Thanks so much to everyone who joined us on our wild edibles walk today on Pittsburgh’s south side! We couldn’t find the camera before we left for the walk (we have since found it and I put some great photos of the St. John’s Wort - which I knew I saw growing out of the rocks on the way to the walk - on facebook!) However, I will embellish this post with pictures of the plants we saw today that I have taken before. You’ll find the St. John’s Wort at the end…and also check it out on facebook if you’re on there.

Mulberries (Morus)
We had a great time collecting mulberries! White ones, purple ones, red ones! I wish I had a picture of the girls sitting on the sheet filling their containers with berries and eating as many (or more!) than they dropped in their cups! Here’s an old picture of Dave and Ella collecting mulberries from a great tree on Polish Hill.

Dave and Ella collecting mulberries 4 years ago on Polish Hill.
We also saw:
- Burdock (Arctium lappa) The root is known as Gobo in Japan. Eat the root raw, cooked or juiced. Can also eat the flower stalks and leaf stalks like celery. (See our Burdock page for picture and full description)
- Dandelion (Taraxacum officinalis) All parts of this plant are edible: roots, leaves, flower. Flower petals go nicely into batters (like pancake batter or cookie batter.) Roasted root makes a good coffee substitute, along with roasted chicory root and roasted burdock root. (See our Dandelion page for pictures and full description)
- White Clover (Trifolium repens) A mild but nutritious green, add to smoothies or salads. Can also use red clover (which is often dried and used as tea), we didn’t see red clover today.
- Thin Leafed Plantain (Plantago lanceolata) - Fairy bandaids! Chew and place on bee stings (and other stings/bites) to take the pain away. Can eat as a green, mild tasting can be blended into smoothies or juices. I recently made a salve which worked wonders on a poison oak rash.
- Broad Leafed Plantain (Plantago major) Same uses as above. This also has seeds in the fall which can be collected and used in oatmeal, breads, flours, and as a substitute for psyllium seeds, which are also a Plantago.
- Japanese Knotwood (Polygonum cuspidatum) Eaten in early spring when shoots are tender, but the stalks can probably still be juiced. Lemony. Very good source of Resveratrol (especially the roots) and has been used to treat Lyme Disease.
- Lambs quarters (Chenopodium alba) High in protein, high in calcium, one of my favorite edibles. “Wild Spinach”, is closely related to quinoa. I use it in smoothies and any place I would use spinach.
- Garlic Mustard (Alliaria petiolata) Garlicky tasting invasive weed, makes a great pesto!
- Teasel (Dipsacus fullonum) Recently the root has been used as a cure for Lyme Disease
- Mugwort (Artemesia vulgaris) Used in Chinese Medicine, can make moxa from this dried herb. Also used in dream pillows to enhance dreams.
- Staghorn Sumac (Rhus typhina) When fruit turns red in fall, use dried as a lemon-tasting spice, or steep in cold water for a lemon-water or sweeten for a lemonade-like drink. High in vitamin C.
- Mulberries (Morus species)
- Wild Carrot/Queen Anne’s Lace(Daucus carota) Root smells like carrot, and there is a red petal in the middle of a lacy white flower, which distinguishes it from its deadly relatives Poison Hemlock and Water Hemlock. Still, we make it a rule not to eat wild carrots (though edible) to avoid a deadly mistake.

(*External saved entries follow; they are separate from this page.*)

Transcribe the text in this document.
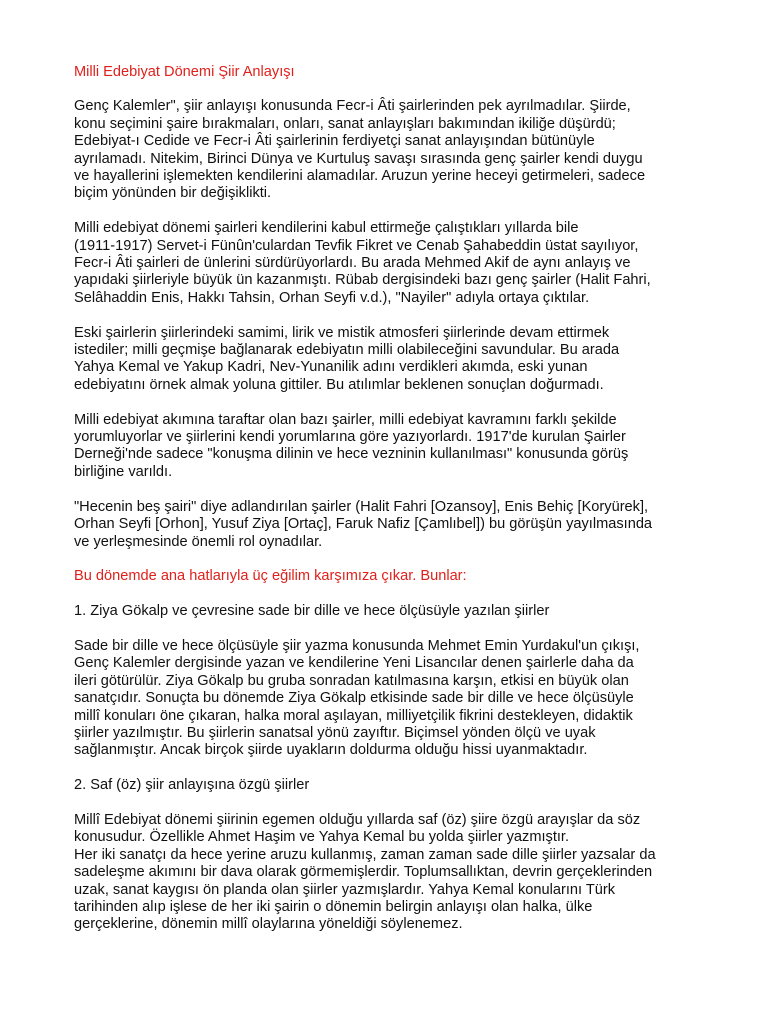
Milli Edebiyat Dönemi Şiir Anlayışı

Genç Kalemler", şiir anlayışı konusunda Fecr-i Âti şairlerinden pek ayrılmadılar. Şiirde,
konu seçimini şaire bırakmaları, onları, sanat anlayışları bakımından ikiliğe düşürdü;
Edebiyat-ı Cedide ve Fecr-i Âti şairlerinin ferdiyetçi sanat anlayışından bütünüyle
ayrılamadı. Nitekim, Birinci Dünya ve Kurtuluş savaşı sırasında genç şairler kendi duygu
ve hayallerini işlemekten kendilerini alamadılar. Aruzun yerine heceyi getirmeleri, sadece
biçim yönünden bir değişiklikti.

Milli edebiyat dönemi şairleri kendilerini kabul ettirmeğe çalıştıkları yıllarda bile
(1911-1917) Servet-i Fünûn'culardan Tevfik Fikret ve Cenab Şahabeddin üstat sayılıyor,
Fecr-i Âti şairleri de ünlerini sürdürüyorlardı. Bu arada Mehmed Akif de aynı anlayış ve
yapıdaki şiirleriyle büyük ün kazanmıştı. Rübab dergisindeki bazı genç şairler (Halit Fahri,
Selâhaddin Enis, Hakkı Tahsin, Orhan Seyfi v.d.), "Nayiler" adıyla ortaya çıktılar.

Eski şairlerin şiirlerindeki samimi, lirik ve mistik atmosferi şiirlerinde devam ettirmek
istediler; milli geçmişe bağlanarak edebiyatın milli olabileceğini savundular. Bu arada
Yahya Kemal ve Yakup Kadri, Nev-Yunanilik adını verdikleri akımda, eski yunan
edebiyatını örnek almak yoluna gittiler. Bu atılımlar beklenen sonuçlan doğurmadı.

Milli edebiyat akımına taraftar olan bazı şairler, milli edebiyat kavramını farklı şekilde
yorumluyorlar ve şiirlerini kendi yorumlarına göre yazıyorlardı. 1917'de kurulan Şairler
Derneği'nde sadece "konuşma dilinin ve hece vezninin kullanılması" konusunda görüş
birliğine varıldı.

"Hecenin beş şairi" diye adlandırılan şairler (Halit Fahri [Ozansoy], Enis Behiç [Koryürek],
Orhan Seyfi [Orhon], Yusuf Ziya [Ortaç], Faruk Nafiz [Çamlıbel]) bu görüşün yayılmasında
ve yerleşmesinde önemli rol oynadılar.

Bu dönemde ana hatlarıyla üç eğilim karşımıza çıkar. Bunlar:
1. Ziya Gökalp ve çevresine sade bir dille ve hece ölçüsüyle yazılan şiirler

Sade bir dille ve hece ölçüsüyle şiir yazma konusunda Mehmet Emin Yurdakul'un çıkışı,
Genç Kalemler dergisinde yazan ve kendilerine Yeni Lisancılar denen şairlerle daha da
ileri götürülür. Ziya Gökalp bu gruba sonradan katılmasına karşın, etkisi en büyük olan
sanatçıdır. Sonuçta bu dönemde Ziya Gökalp etkisinde sade bir dille ve hece ölçüsüyle
millî konuları öne çıkaran, halka moral aşılayan, milliyetçilik fikrini destekleyen, didaktik
şiirler yazılmıştır. Bu şiirlerin sanatsal yönü zayıftır. Biçimsel yönden ölçü ve uyak
sağlanmıştır. Ancak birçok şiirde uyakların doldurma olduğu hissi uyanmaktadır.

2. Saf (öz) şiir anlayışına özgü şiirler

Millî Edebiyat dönemi şiirinin egemen olduğu yıllarda saf (öz) şiire özgü arayışlar da söz
konusudur. Özellikle Ahmet Haşim ve Yahya Kemal bu yolda şiirler yazmıştır.
Her iki sanatçı da hece yerine aruzu kullanmış, zaman zaman sade dille şiirler yazsalar da
sadeleşme akımını bir dava olarak görmemişlerdir. Toplumsallıktan, devrin gerçeklerinden
uzak, sanat kaygısı ön planda olan şiirler yazmışlardır. Yahya Kemal konularını Türk
tarihinden alıp işlese de her iki şairin o dönemin belirgin anlayışı olan halka, ülke
gerçeklerine, dönemin millî olaylarına yöneldiği söylenemez.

Plantago Lanceolate (Thin Leaf Plantain)

Garlic Mustard

We also saw two poisonous plants and a common allergen:
- Crown vetch (Securigera varia, or Coronilla varia,) Contains nitroglycerides and is dangerous for horses and other non-ruminants, such as people
- A wild foxglove Also dangerous to the heart
- Ragweed - A common allergen
Don’t forget: if you sign up for our newsletter (right, green box) you’ll get FIVE FREE EBOOKS about 5 common wild edibles! They are full of color pictures and great recipes.
And now…here are the pics of St. John’s Wort (Hypericum perforatum):

St. John's Wort growing out of a rock wall on Pittsburgh's South Side

The flower buds of Hypericum perforatum (St. John's Wort) stain maroon when squeezed.
Thanks so much to everyone for coming!